Jimmy Breslin on the demise of “Tina Brown’s” Talk Magazine.

Quote:

Once, American publishers, simultaneously intimidated and jealous of the British accent, loved to hire women from London as receptionists and office assistants. You dazzled these harsh, slurring Americans with voices of class. But then they made the mistake of hiring all Brits, men and women, as editors and writers.
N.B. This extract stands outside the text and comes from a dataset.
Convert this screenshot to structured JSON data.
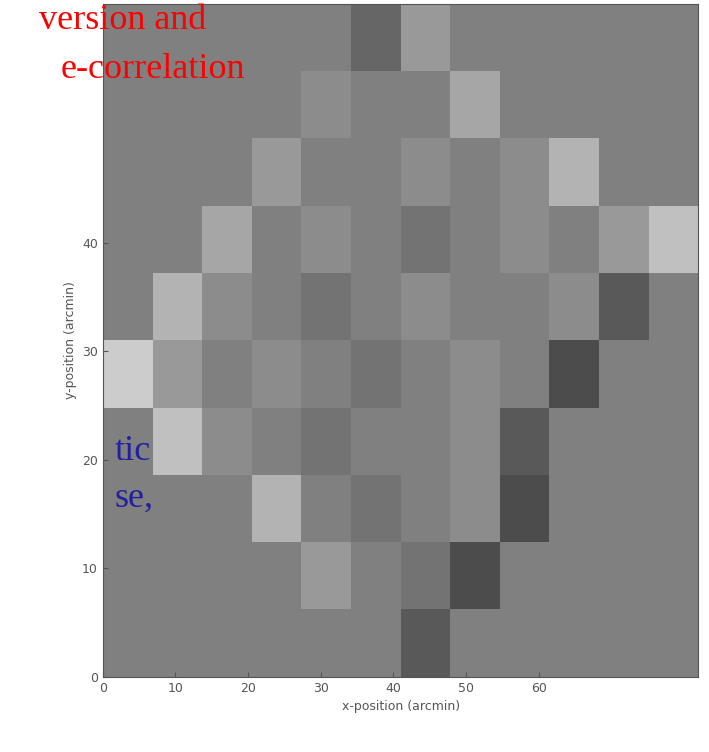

And we found that underneath the lovely accent were large swatches of horrible taste, outright illiteracy and, probably worse, stories that read like college term papers, and average ones at that.





The WSJ today profiles SparkNotes, a “quirky online rival to Cliff Notes,” which publishes crib notes, er, “keys to learning” produced by a staff made up of recession-hit recent graduates from elite universities.

Quote:

Free-lance SparkNotes writers earn a few hundred dollars per 15,000-word file. The work has expanded from a summertime cash cow into the hottest odd job for many newly unemployed graduates. SparkNotes Executive Editor Justin Kestler, 25, says he doesn’t even have to seek out writers — they find him. When SparkNotes added four full-time jobs last spring, it received 250 applications from grads of top colleges.

The WSJ also looks inside Sports Illustrated’s shake-up.

Quote:

Mr. Huey, 53 years old, oversees Time Inc.’s weekly magazines but picked Sports Illustrated as his first project. A charming but blunt Southerner who still spends most weekends in South Carolina, he’s also a sports fan. That distinguishes Mr. Huey from his predecessors, most of whom had little interest in sports and left Sports Illustrated alone.